Closed ghost closed 7 years ago
Is there a way to export the tables as CSV files instead of database? Right now the contents for each article can be saved as files in a local directory.
Instead of ex = NewsCorpusGenerator(corpus_dir,'sqlite')
. You would specify as ex = NewsCorpusGenerator(corpus_dir)
We can add a method to just export the results in the database to CSV but you can already do that independent of the module since you have access to the SQLite file. You can also use http://sqlitebrowser.org/
Are you planning to add more news sites like yahoo news, bing news, reuters etc I started with that in mind. The plan was to add a variety of news sources but at the time I had to focus on the main project which used the generated corpus.
Bing News.
https://datamarket.azure.com/dataset/5BA839F1-12CE-4CCE-BF57-A49D98D29A44
Yahoo News
Most of Yahoo search APIs are now discontinued and we will need to figure out the pagination behind retrieving additional results
https://developer.yahoo.com/search/news/V1/newsSearch.html https://developer.yahoo.com/boss/search/
Other Sources
We can add any other sources once it can be done programmatically
I did not push to integrate them on the current release for the above reasons.

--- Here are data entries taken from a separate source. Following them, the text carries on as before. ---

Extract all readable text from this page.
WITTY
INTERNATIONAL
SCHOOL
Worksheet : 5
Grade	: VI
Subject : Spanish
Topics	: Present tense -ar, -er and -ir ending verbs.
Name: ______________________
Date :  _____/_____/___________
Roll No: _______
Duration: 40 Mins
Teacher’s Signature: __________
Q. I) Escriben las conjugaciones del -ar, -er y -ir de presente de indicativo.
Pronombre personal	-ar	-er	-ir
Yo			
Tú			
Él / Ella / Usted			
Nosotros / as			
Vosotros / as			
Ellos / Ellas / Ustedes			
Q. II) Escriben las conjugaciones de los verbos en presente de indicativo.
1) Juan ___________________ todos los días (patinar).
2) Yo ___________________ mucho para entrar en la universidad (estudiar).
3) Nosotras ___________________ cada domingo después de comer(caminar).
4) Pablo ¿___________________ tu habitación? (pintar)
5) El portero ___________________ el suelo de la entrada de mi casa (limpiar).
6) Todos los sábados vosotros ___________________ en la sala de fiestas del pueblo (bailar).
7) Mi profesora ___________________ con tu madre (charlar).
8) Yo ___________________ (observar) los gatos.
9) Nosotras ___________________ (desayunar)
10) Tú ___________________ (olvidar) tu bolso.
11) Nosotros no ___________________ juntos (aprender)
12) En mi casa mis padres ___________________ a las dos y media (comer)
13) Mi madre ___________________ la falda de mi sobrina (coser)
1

However , I would love to see additional sources added and I am open to a pull request if you are interested.
Dear sir, I am not much familiar with Python but know how to open the Jupyter notebook. Can u pls tell me how to download ur code and run in jupyter or any text editor (or suggest any video). I am a corpus research and totally new to programming and finding myself helpless. Thanks in advance.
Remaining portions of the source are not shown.